Find an equation in standard form for the hyperbola with vertices at (0, ±2) and foci at (0, ±11).
http://prntscr.com/6sod2z

Answer 3

is it C?

Answer 4

Give me a sec to re-familiarize myself with this xD

Answer 5

A and D are the only correct answers.

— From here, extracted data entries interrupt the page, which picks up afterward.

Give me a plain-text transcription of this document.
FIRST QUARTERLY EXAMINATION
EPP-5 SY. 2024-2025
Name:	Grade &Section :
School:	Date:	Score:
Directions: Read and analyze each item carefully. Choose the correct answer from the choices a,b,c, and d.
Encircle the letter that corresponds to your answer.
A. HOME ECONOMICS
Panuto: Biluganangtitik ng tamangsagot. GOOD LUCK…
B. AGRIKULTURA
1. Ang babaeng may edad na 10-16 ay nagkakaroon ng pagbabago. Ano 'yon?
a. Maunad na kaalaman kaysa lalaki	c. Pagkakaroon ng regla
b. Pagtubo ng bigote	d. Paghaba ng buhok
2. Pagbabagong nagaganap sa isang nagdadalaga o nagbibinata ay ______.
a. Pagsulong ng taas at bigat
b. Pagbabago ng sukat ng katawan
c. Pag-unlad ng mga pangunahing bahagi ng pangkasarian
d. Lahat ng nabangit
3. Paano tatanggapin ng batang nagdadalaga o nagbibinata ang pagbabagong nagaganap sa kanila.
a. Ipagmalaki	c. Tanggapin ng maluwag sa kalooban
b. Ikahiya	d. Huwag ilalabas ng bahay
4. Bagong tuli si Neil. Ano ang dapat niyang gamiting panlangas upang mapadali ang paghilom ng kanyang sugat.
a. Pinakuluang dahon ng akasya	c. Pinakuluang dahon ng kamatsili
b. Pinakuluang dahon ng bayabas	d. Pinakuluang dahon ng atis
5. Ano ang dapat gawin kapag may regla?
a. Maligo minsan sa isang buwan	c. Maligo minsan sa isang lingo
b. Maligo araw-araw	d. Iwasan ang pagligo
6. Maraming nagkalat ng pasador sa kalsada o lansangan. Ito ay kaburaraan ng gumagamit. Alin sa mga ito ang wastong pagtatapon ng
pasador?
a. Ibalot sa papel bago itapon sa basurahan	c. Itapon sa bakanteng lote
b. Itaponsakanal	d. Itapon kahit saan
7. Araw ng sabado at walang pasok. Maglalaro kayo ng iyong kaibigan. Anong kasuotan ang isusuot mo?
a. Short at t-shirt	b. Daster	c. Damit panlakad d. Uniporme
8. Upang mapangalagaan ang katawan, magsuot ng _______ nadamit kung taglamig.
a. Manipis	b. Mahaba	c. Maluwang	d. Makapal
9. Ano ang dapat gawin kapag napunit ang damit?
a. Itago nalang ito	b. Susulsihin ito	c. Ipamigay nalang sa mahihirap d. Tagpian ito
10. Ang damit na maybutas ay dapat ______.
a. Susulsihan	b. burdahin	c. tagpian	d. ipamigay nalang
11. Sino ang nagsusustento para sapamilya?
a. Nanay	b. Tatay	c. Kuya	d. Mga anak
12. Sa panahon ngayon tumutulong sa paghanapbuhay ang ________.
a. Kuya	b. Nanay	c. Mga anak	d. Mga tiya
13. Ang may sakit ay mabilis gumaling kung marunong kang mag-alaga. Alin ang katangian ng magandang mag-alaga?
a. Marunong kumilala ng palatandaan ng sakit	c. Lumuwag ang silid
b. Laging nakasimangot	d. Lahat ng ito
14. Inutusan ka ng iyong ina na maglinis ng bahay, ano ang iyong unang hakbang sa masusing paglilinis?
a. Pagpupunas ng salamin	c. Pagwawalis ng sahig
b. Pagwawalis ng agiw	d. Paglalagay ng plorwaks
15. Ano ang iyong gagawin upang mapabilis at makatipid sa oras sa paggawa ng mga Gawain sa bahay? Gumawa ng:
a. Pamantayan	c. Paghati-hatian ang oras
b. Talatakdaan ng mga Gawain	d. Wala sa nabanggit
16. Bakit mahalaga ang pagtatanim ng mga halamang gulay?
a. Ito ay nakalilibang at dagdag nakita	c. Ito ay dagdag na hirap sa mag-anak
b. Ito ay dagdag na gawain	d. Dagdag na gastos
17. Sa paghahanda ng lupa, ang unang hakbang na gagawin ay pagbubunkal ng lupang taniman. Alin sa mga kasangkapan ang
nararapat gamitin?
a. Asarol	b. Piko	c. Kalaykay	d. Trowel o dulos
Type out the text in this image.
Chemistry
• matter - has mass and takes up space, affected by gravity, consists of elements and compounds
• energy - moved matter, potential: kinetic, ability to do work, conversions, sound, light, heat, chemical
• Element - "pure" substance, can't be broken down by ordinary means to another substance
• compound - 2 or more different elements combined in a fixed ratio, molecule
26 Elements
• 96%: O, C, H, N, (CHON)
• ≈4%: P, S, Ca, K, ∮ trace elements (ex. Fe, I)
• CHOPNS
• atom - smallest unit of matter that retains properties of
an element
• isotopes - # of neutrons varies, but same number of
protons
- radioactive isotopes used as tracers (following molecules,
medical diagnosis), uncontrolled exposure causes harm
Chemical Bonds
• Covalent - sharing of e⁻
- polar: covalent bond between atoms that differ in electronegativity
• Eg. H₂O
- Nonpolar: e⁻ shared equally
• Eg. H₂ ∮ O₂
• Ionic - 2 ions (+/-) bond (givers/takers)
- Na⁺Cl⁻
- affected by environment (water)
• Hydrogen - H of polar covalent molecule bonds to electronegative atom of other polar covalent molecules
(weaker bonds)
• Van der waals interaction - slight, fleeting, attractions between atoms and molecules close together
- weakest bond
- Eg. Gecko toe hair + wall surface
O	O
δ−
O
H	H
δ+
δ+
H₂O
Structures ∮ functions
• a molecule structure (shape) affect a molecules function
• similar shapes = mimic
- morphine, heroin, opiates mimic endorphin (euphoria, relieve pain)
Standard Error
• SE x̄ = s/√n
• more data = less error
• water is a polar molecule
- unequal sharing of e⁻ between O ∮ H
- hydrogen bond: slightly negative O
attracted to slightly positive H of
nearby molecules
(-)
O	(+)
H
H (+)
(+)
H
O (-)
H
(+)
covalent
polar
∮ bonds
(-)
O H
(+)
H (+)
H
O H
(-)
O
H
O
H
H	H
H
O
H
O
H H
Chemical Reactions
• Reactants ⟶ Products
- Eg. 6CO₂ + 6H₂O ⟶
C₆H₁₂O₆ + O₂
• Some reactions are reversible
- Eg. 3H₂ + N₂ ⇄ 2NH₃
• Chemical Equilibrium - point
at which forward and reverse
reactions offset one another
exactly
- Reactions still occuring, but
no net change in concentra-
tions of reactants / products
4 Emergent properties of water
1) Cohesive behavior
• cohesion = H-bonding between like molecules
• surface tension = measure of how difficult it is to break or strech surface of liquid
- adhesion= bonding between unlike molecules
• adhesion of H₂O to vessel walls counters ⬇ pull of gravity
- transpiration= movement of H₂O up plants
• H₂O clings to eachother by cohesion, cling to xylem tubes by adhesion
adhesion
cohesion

Because B and C are wrong because of the denominators.

Answer 6

Not sure between A and D. *does a little more research*

Answer 7

what's wrong with the denominators?

Answer 8

The denominators have to add upto the y-calue of the foci squared.

Answer 9

value*

Answer 10

\(\sf\Large \frac{Y^2}{a^2}-\frac{X^2}{b^2}=1\)

\(\sf a^2+b^2=c^2\)

Foci is \(\sf (0,\pm c)\)

Answer 11

if x comes first then hyperboaobla is horizontal
and if y comes first then hyperobolbla is vertical
foci for horizontal \[\large\rm (h \pm c ,k)\]
and for vertical \[\large\rm (h , k \pm c)\]

Answer 12

hmmm olol

Answer 13

\(\color{blue}{\text{Originally Posted by}}\) @TheSmartOne
The denominators have to add upto the y-calue of the foci squared.
\(\color{blue}{\text{End of Quote}}\)
????;-;

Answer 14

\(\color{blue}{\text{Originally Posted by}}\) @TheSmartOne
\(\sf\Large \frac{Y^2}{a^2}-\frac{X^2}{b^2}=1\)

\(\sf a^2+b^2=c^2\)

Foci is \(\sf (0,\pm c)\)
\(\color{blue}{\text{End of Quote}}\)

The standard from equation already has it in squared, so when you add them they equal the y-value of the foci squared. :P

Answer 15

ohhh!!! thanks o^_^o

Answer 16

:)